A national agriculture census released Thursday shows that a centuries-old tradition in Maine has withstood present day economic pressures and bucked a national trend.

The 2012 Census of Agriculture, which was conducted by the United States Department of Agriculture, shows that while the number of working farms declined by 4 percent nationally, the number of Maine farms has increased slightly since the last census was done in 2007.

The data, which is preliminary – a more thorough analysis including a county by county breakdown will be released in May – also show that Maine has more working farms than any other state in New England, with Massachusetts and Vermont ranked second and third. The number of farms in New England as a whole also increased during the five-year period.

In 2012, there were 8,174 farms operating in Maine, up from 8,136 in 2007 and 7,196 in 2002. The federal government defines a farm as any establishment that sold a minimum of $1,000 worth of produce or farm goods during a given year. The release of census data from 2012 was delayed by federal budget reductions under sequestration.
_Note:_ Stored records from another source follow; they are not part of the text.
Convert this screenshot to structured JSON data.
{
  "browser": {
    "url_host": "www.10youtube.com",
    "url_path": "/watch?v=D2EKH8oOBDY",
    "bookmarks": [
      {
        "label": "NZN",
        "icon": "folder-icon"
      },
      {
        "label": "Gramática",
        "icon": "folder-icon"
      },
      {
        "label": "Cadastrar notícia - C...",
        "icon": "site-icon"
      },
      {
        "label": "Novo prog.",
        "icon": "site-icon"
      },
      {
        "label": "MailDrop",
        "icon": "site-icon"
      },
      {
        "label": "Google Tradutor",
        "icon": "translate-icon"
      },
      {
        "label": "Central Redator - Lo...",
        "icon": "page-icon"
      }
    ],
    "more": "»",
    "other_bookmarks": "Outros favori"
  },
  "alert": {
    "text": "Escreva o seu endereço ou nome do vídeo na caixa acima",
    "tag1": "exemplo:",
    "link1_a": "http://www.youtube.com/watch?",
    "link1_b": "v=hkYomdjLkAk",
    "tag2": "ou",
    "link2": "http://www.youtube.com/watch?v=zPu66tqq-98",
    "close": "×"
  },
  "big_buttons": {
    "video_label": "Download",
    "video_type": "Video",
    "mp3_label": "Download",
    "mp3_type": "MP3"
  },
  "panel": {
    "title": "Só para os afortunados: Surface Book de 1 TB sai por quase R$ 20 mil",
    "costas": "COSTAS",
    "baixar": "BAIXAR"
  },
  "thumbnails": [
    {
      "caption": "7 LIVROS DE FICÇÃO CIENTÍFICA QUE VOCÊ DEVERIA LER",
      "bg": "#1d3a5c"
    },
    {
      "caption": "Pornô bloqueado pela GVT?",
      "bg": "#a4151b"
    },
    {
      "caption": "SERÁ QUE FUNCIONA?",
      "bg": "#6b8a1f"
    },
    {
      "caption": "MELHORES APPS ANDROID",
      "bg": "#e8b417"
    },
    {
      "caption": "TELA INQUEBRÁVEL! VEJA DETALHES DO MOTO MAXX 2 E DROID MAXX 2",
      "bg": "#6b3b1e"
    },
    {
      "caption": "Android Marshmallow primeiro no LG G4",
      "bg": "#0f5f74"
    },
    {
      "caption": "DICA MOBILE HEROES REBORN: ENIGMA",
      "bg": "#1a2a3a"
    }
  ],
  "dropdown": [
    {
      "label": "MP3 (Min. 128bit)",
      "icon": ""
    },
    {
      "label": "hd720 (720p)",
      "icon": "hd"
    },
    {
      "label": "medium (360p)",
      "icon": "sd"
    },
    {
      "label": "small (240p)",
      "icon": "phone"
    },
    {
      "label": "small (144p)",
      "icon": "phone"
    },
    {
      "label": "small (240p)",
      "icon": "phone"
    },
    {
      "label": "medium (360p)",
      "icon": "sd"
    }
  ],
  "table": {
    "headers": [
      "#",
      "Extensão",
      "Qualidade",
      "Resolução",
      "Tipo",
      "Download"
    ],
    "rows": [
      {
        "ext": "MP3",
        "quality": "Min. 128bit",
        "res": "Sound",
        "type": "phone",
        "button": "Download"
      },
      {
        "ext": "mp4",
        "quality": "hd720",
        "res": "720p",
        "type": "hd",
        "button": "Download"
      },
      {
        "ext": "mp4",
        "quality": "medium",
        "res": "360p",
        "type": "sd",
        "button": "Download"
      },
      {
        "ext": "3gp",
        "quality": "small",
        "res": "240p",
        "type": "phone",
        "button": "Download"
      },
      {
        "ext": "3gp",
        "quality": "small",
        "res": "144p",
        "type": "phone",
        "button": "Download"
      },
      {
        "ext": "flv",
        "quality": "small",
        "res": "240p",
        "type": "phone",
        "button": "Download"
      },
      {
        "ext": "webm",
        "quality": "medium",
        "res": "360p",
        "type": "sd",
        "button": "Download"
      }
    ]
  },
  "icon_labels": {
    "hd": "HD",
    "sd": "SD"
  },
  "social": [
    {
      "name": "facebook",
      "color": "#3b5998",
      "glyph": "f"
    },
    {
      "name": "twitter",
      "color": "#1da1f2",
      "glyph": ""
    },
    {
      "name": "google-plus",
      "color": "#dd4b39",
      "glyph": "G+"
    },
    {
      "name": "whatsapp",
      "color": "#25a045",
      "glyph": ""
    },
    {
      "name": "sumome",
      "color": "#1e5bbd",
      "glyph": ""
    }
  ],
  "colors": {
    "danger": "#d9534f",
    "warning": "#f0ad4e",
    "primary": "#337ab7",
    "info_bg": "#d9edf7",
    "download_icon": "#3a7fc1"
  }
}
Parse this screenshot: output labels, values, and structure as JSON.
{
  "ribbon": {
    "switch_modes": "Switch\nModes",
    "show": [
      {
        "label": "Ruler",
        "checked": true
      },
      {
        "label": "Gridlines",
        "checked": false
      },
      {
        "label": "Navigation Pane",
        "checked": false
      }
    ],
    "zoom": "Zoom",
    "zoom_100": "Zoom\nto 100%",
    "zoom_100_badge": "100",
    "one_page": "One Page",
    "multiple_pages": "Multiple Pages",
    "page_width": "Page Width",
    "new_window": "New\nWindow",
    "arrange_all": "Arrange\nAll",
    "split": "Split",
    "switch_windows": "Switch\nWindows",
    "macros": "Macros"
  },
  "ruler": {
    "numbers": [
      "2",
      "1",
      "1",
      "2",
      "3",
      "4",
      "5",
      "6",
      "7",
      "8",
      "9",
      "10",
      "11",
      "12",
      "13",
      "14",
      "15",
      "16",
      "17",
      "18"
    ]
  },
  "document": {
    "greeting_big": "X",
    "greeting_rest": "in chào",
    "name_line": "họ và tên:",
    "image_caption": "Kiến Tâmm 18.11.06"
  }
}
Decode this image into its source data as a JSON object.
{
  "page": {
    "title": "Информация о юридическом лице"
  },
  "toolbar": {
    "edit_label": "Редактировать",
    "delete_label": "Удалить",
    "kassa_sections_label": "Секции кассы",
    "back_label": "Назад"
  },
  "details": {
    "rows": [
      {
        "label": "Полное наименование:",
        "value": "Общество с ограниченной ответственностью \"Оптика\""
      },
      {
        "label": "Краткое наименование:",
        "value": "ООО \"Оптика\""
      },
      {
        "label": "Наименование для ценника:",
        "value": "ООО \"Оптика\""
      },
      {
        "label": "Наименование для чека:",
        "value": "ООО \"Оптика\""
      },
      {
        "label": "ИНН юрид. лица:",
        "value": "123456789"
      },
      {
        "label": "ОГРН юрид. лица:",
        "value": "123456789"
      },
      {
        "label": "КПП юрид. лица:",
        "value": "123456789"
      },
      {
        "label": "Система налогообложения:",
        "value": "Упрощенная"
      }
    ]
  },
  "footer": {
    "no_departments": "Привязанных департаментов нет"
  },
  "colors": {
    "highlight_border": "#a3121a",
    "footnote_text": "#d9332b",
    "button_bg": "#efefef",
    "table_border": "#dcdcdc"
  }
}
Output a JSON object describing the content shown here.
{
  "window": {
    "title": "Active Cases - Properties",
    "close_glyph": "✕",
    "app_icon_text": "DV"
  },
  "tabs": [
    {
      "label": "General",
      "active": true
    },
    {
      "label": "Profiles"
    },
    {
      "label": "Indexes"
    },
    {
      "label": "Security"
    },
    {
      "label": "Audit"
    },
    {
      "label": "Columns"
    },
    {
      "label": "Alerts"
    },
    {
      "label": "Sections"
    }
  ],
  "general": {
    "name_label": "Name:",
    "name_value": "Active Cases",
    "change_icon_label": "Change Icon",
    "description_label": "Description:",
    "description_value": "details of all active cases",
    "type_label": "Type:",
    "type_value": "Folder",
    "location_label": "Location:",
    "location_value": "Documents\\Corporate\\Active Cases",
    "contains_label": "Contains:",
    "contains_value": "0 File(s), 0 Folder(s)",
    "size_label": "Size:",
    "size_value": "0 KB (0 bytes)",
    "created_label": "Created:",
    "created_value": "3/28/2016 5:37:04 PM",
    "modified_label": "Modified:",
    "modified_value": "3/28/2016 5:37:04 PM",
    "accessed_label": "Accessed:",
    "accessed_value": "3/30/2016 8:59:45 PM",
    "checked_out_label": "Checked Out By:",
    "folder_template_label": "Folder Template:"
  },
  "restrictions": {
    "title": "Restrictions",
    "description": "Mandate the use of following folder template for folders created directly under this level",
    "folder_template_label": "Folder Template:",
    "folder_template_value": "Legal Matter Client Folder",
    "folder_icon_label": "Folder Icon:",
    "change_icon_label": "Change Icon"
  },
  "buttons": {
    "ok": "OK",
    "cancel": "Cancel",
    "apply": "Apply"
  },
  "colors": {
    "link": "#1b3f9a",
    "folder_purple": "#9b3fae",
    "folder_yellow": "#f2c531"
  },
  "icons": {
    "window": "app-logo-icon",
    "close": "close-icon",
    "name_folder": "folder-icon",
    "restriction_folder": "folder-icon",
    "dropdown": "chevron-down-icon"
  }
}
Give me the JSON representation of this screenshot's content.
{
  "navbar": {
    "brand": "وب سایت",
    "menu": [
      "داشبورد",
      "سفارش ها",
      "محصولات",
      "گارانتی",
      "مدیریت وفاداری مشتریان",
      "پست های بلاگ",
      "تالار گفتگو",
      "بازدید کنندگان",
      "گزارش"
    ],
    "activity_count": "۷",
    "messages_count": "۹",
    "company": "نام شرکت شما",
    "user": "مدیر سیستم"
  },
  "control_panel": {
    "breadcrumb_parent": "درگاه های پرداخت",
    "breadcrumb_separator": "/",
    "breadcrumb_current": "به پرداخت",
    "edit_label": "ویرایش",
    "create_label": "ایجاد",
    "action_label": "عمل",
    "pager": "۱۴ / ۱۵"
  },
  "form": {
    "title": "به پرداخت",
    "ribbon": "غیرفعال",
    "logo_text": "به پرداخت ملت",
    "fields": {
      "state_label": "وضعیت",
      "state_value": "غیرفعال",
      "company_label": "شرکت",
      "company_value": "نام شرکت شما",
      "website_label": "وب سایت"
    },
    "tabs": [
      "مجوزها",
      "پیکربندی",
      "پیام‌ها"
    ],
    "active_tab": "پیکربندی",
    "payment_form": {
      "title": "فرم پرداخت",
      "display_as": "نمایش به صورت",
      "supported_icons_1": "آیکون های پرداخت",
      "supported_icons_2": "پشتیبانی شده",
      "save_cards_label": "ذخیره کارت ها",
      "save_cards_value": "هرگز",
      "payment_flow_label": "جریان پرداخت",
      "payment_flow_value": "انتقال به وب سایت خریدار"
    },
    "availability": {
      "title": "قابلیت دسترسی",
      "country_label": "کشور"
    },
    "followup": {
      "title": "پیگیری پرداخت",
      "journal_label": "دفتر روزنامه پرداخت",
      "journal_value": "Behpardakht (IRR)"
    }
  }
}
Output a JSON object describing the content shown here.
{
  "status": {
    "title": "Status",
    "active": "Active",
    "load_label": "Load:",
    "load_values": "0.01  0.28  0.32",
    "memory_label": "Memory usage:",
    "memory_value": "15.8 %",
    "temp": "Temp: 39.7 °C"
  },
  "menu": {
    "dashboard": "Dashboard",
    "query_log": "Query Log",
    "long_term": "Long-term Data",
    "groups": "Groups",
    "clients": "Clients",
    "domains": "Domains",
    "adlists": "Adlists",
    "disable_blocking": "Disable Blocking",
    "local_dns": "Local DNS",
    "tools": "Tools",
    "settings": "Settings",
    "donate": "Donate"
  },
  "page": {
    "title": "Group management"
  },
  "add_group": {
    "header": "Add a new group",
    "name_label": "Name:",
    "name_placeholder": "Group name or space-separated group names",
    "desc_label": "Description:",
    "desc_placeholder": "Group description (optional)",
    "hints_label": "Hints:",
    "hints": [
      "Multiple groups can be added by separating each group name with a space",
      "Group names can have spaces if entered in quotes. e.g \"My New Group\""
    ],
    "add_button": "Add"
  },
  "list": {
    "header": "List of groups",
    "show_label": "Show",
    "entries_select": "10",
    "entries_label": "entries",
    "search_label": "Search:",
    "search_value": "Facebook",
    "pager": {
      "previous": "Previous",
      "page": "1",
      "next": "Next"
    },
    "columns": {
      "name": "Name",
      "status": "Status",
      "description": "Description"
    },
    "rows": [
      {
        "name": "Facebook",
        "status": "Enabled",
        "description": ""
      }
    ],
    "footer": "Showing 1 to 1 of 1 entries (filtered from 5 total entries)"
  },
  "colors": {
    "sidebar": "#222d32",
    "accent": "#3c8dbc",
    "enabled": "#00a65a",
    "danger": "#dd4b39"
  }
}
Maine’s Department of Agriculture, Conservation and Forestry Commissioner Walter E. Whitcomb, and his staff extracted Maine data from the census and issued a statement Thursday describing how Maine’s farming industry has fared. Whitcomb said the data represent an important indicator of the status and health of agriculture in Maine and in the nation.

“Although we are aware of the challenges for certain food production sections like dairy, the full census results in the spring will help us to assess our strengths, weaknesses and opportunities for future growth,” Whitcomb said in a press release.


The Census of Agriculture is done every five years. It shows that there were 2.1 million farms in the United States in 2012, and that farmers are getting older – the average age nationally was 58.3. But the national data also showed there has been a small rise in the number of younger farmers aged 25 to 34.

The average age of Maine farmers – 57 – mirrored the national average of 58.3. The number of Maine farmers under age 34 increased from 396 in 2007 to 551 in 2012. There were also more women farmers in Maine in 2012 – 2,381, compared with 2,043 in 2007.

U.S. Agriculture Secretary Tom Vilsack says the increase in younger farmers has been spurred by increased consumer interest in where food is grown, government support for locally grown foods and a thriving export market, according to The Associated Press.

The census shows that the market value of crops, livestock and total agricultural products are all at record highs, the AP reported. Farms in the United States sold almost $395 billion in products in 2012, 33 percent more than in 2007.

Maine’s farming numbers look promising, said John Bott, spokesman for the Maine Department of Agriculture.

“We remain upbeat but we also want to be cautious. Farming is like the weather, it is up and it is down,” Bott added.


The land devoted to farming in Maine also increased, from 1,347,566 acres in 2007 to 1,455,304 in 2012.

The number of small farms – from 1 to 9 acres – in Maine increased by 15 percent, but the number of midsized farms – 10 to 180 acres – decreased. Maine farms of 500 to 999 acres increased from 330 to 332, and farms of 1,000 acres or more increased from180 to 213.

“The preliminary results show that Maine continues to lead New England in the number of farms,” Gov. Paul R. LePage said in a press release. “The market value of Maine’s agricultural products has increased 24 percent since 2007. The fact that Maine has made progress in a number of areas during a challenging economic environment is a testament to the resilience and hard work of farmers and processors.”

The preliminary census data, which relied on survey information provided by 3 million farmers, was compiled by Gary R. Keough, a statistician with the National Agricultural Statistics Service.